With the global economy picking up following the debilitating effects of the COVID-19 pandemic, there’s no better time for Africa to take advantage of new economic opportunities.
But something stands in our way: foreign powers using our continent as a theater for their proxy wars. These conflicts set Africa on a path backwards. Moving forward will take Africa asserting its independence by building up our own economies, free from an overreliance on geopolitical outcomes.
In 2018, of the 10 fasting growing economies, 6 were in Africa.
Now, African economies are struggling due to renewed East-West tensions. These conflicts have derailed Africa’s promising recovery from the COVID-19 pandemic by raising food and fuel prices. They are disrupting trade of goods and services while thwarting Africa-centered investments.
Foreign narratives over the past decades have painted Africa as a hotbed of poverty, disease and hunger—as a child in need of guidance seemingly only they can provide.

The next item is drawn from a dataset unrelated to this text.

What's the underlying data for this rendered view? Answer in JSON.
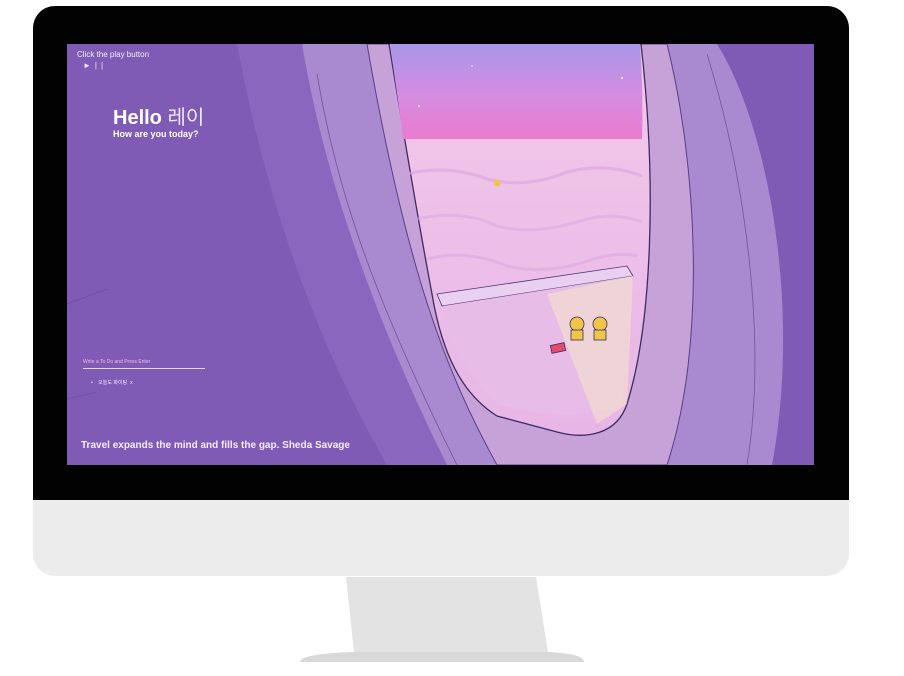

Africans must fight for a future that defies their expectations.
A losing a formula
Africa is a competitive economic arena, a healthy place to do business. Not the place to exercise proxy wars. We must acknowledge this makes it extremely challenging to develop long-lasting African solutions to African problems. Every time we let others write our story, we lose.
Outsourcing our regional security and economic prosperity has failed and has instead given foreign powers the pretext to meddle in our lives and prolong conflicts under the guise of providing “help.”
Their “help” undermines regional integration and economic development, as is apparent in the Sahel, which is now their favourite theater to exacerbate instability on the continent.
Foreign military personnel in our backyards, no matter their motives or “good” intentions, has never worked in our interests. It’s an afront to our dignity as a free people. Let’s not get fooled that they are fighting for ideas or to protect our communities, they are fighting for control over our resources.
Their so-called “bilateral” agreements sold to us as trade promotion and economic development have likewise failed to deliver. Instead, such agreements have weakened Africa’s bargaining power in international negotiations and constrained the growth of African trade.
We must take ownership of our great promise for the future.